You can never have too much of a good thing, right? Try asking that of marketers overwhelmed with analytic data that spans a variety of formats. Customer data; log data; search data… Trying to make sense out of all this information could drive anyone mad. However, with companies refusing to make a move without the marketing data to back it up, it’s essential for marketers to fully understand data analytics.
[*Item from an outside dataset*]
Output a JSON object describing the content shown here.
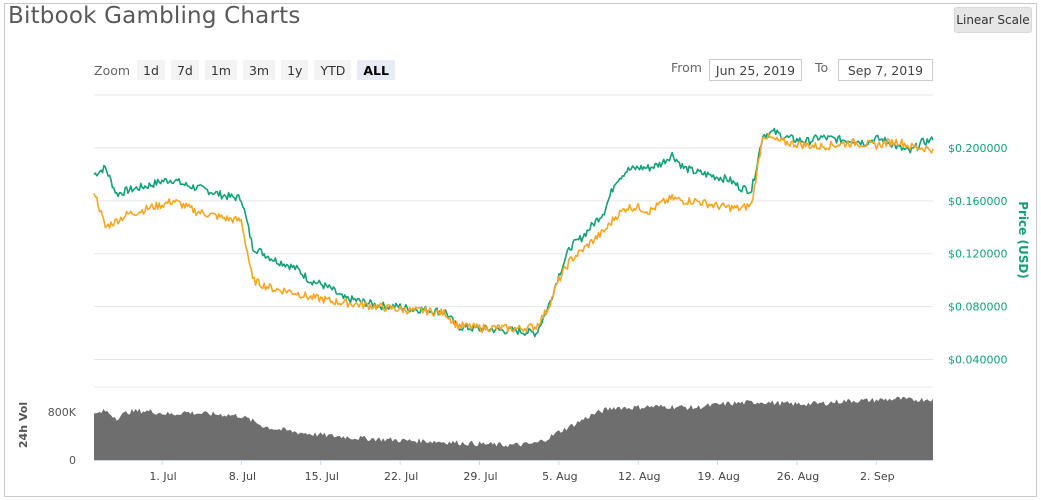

Unfortunately, like any other skill, data analytics takes time to master and most marketers just don’t have that luxury. In a VentureBeat Insight report, 65 percent of marketers said they lack the ability to accurately measure marketing impact. Furthermore, with the high volume of marketing data, marketers cited the inability to prove which data matters as a common problem, along with the lack of self-service tools.
It’s no wonder why companies often turn to Yeoman Technologies, a consulting firm that works with manufacturers, publishers, and education institutions to help them understand how the expansion of digital technologies impacts their sales and distribution models.
Michael Healey, CEO of Yeoman Technologies, spoke with VentureBeat about the common mistakes businesses are making regarding data analytics.
“The main reason so many companies struggle with this is because they tend to focus on whatever silo they’re responsible for,” says Healey. “And in particular, we see this with digital.”
According to Healey, they end up having lots of reporting on things such as impression rates, conversion rates, etc. but, as he puts it, “None of them are taking the extra effort to say, ‘Hey, wait a minute, people behave off-line and online in an integrated manner. You rarely start to see them pull in just the basics. Like, here’s my pattern of behavior online. And here are my store trends. Here’s my order volume. And if I’m a manufacturer, here’s my POS volume from my geographic regions.”
It’s not surprising. The fact is that the best data right now is digital. The best data sources are digital — but that ignores the stark fact that most customer behavior and revenue remains off-line. According to Healey, “Very few people in marketing take that data handle and say we’re going to build the correct data set.” Instead, he says, they tend to stay with the legacy data warehouse that talks about things that happened in the past, and the web behaviors that are really just indicators.
Not one to hold back his opinion, Healy says: “Marketing needs to stop overselling the web. If I can’t make the leap of how a million likes on Facebook drives the business, I’m gonna look and say you’re full of it. Instead, you need to go with tangible things that everyone can agree upon and start taking action. Data-driven businesses learn to take action little steps at a time. They start changing their fixed schedule to be more fluid-based upon the data they’re seeing, and you can’t do that when marketing uses digital data as a weapon for more budget.”
Healey also weighed in on the burning question of whether companies should bring in a data scientist to their marketing team.
“What companies lack is not the data skills, but the ability to translate those data skills, and a data scientist does not bring that,” Healey said. He explained that even though data scientists can crunch the numbers, they can’t teach companies to understand the insights and turn those into operational change. Ultimately, It’s up to marketers to take the data and translate it.
“One of the reasons why we [Yeoman Technologies] get hired is because we sit there and help these guys figure out what the data means. That’s not a data scientist’s job.”